Development Of Water Quality Index Prediction Model For Penang Rivers Using Artificial Neural Network
Loading...
Date
2021-07-01
Authors
Mohd Hamdan, Eleena Yasmeen
Journal Title
Journal ISSN
Volume Title
Publisher
Universiti Sains Malaysia
Abstract
As a consequence of industrialization and urbanization, industries might
discharge effluent locally without treatment into rivers, lakes and ocean. Pulau Pinang
is a very cosmopolitan city that indirectly raise concern on the issue of water quality
problems. Considering the issue encountered, the water quality index (WQI)
formulation developed by the Department of the Environment (DOE) might be able to
assist the water authorities in some way, as it is useful to assess the river water quality
condition. Thereupon, in this study, the WQI prediction model for Penang rivers has
been developed by using Artificial Neural Network (ANN) architecture in MATLAB.

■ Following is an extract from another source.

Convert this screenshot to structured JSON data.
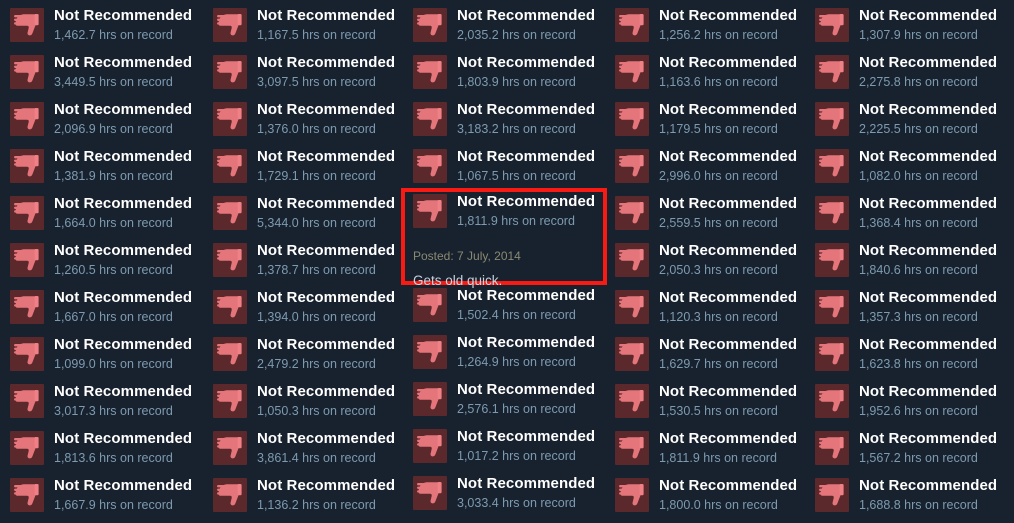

There are 30 water quality parameters with a total of 1000 samples were obtained from
DOE for further model implementation. In order to reduce the redundancy of the input
parameters, principal component analysis (PCA) has been introduced. Consequently,
the performance of the proposed model was validated using unseen data. To achieve
those objectives, there were three main phases implemented in the network
development framework; first, the determination of feature extraction using multiway
principal component analysis (MPCA), second, the ANN model development and
architecture selection for BOD and COD analysis, and third, the ANN architecture
selection for WQI prediction model. As for the implementation of MPCA in feature
extraction for BOD and COD, there were only 4 inputs required to explain at least
99.999% variability for both analyses. Altogether, for BOD, the BR algorithm with 60%
training and 12 hidden nodes gives R=0.7825 whereas for COD, the BR algorithm with
70% training and 10 hidden nodes gives R=0.6716. For ANN prediction model
development, four scenarios of the train-validate-test process to minimize model
overfitting with 15 hidden nodes based on three built-in algorithms namely Levenberg Marquart (LM), Bayesian Regularization (BR) and Scaled Conjugate Gradient (SCG)
were created. As a result, the BR algorithm was chosen for both BOD and COD analysis
as it can generate a good network that generalizes well enough by minimizing the
combination of errors and weights. Following the architecture selection phase, three
sub-scenarios assumed from the number of hidden neurons; 15, 30 and 45 nodes were
introduced into previous train-validate-test scenarios with chosen BR algorithm. On the
whole, BR algorithm with 60% training and 30 hidden nodes were successfully
developed for BOD analysis, meanwhile, 70% training for COD analysis with the
regression values of 0.9978 and 0.9976 respectively. Prior to the development of ANN based WQI prediction model, the BR algorithm was chosen with two-, three-, four-,
five- and six-neuron architectures for 60% and 70% training. As a result, 60% training
with five hidden nodes demonstrated the best performance with R- value of 0.827 and
MSE value of 52.283. The ANN-based models could serve as reliable and useful tools
in estimating the WQI of the river.